Walaupun, kasus ini terpaksa menjadi sensitif (seperti kata Kombes Budhi) dengan terungkapnya laporan perbuatan cabul (bunyi Pasal 289 KUHP). Apalagi, korban istri jenderal polisi bintang dua.
Tapi, laporan tersebut memungkinkan, tidak perlu dibentuk TGPF (Tim Gabungan Pencari Fakta) seperti desakan Ketua Indonesia Police Watch (IPW) Sugeng Teguh Santoso di siaran pers, Senin, 11 Juli 2022, yang mengatakan:
"Harus dibentuk TGPF atas perintah Kapolri, bukan oleh Propam. Karena kalau oleh Propam, pengusutan bisa jadi bias."
Sebaliknya, Kapolri, Jenderal Listyo Sigit Prabowo dalam pernyataan pers dari Mabes Polri, Selasa, 12 Juli 2022, menyatakan, segera membentuk tim pencari fakta, melibatkan pihak dari luar Polri.
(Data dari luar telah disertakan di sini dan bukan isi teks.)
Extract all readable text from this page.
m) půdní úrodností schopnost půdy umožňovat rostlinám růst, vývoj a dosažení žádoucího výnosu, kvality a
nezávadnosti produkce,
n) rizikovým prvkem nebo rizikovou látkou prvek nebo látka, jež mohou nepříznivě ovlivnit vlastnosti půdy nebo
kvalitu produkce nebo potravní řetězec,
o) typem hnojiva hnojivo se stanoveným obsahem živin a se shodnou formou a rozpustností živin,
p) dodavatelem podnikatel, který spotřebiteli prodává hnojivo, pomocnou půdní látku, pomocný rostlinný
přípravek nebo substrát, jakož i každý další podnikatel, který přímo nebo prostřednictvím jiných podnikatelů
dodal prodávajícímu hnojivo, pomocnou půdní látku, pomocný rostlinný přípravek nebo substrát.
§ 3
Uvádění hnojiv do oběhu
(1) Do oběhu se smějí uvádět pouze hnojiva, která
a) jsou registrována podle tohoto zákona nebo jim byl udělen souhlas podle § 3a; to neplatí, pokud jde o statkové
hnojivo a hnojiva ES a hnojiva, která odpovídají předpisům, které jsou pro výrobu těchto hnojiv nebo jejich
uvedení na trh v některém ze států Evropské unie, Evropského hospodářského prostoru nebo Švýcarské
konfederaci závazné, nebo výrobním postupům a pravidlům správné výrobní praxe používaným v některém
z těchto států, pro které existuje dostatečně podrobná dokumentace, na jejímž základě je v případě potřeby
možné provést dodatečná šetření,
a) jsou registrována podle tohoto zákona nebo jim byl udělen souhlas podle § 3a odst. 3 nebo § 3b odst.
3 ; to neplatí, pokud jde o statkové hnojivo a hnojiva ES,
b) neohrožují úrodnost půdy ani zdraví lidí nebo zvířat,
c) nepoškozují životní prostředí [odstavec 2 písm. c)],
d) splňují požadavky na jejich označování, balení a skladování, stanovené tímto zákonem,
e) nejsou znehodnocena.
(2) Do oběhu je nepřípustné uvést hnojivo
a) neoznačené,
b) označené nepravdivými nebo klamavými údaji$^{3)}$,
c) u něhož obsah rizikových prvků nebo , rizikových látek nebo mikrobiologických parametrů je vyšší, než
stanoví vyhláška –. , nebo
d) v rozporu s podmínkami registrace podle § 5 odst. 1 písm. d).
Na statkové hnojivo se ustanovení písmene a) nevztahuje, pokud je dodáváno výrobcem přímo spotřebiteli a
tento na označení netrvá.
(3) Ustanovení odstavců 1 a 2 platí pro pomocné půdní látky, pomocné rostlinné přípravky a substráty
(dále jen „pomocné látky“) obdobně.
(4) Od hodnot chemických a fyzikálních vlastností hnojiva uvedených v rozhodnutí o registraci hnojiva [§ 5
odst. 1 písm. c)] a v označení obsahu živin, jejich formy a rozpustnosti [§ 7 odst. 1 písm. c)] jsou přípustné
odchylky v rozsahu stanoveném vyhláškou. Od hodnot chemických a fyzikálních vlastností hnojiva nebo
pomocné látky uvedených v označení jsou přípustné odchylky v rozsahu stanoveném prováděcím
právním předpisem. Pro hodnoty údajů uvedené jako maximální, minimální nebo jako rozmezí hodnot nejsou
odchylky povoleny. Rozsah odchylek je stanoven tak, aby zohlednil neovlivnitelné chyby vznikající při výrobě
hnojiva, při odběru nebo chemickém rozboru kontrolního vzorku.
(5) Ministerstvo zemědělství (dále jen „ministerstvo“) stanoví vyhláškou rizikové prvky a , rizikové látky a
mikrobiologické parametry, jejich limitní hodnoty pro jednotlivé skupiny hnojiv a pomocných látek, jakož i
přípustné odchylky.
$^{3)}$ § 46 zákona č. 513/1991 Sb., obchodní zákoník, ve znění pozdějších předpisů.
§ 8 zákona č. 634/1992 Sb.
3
Kapolri: "Di satu sisi kami juga sudah menghubungi rekan-rekan dari luar, yakni Kompolnas dan Komnas HAM terkait isu yang terjadi. Sehingga di satu sisi tentunya kita mengharapkan bahwa kasus ini bisa dilaksanakan pemeriksaan secara transparan, objektif, dan tentunya karena khusus menyangkut masalah anggota, kami juga ingin bahwa peristiwa yang ada betul-betul bisa menjadi terang."
Dilanjut: "Kita ingin semua ini bisa tertangani dengan baik. Saya telah membentuk tim khusus yang dipimpin Pak Wakapolri, Pak Irwasum, Pak Kabareskrim, juga ada As SDM, termasuk juga fungsi dari Provos dan Paminal."
Kapolri tentunya sudah membaca situasi, bahwa publik perlu penjelasan lebih transparan daripada yang sudah dijelaskan.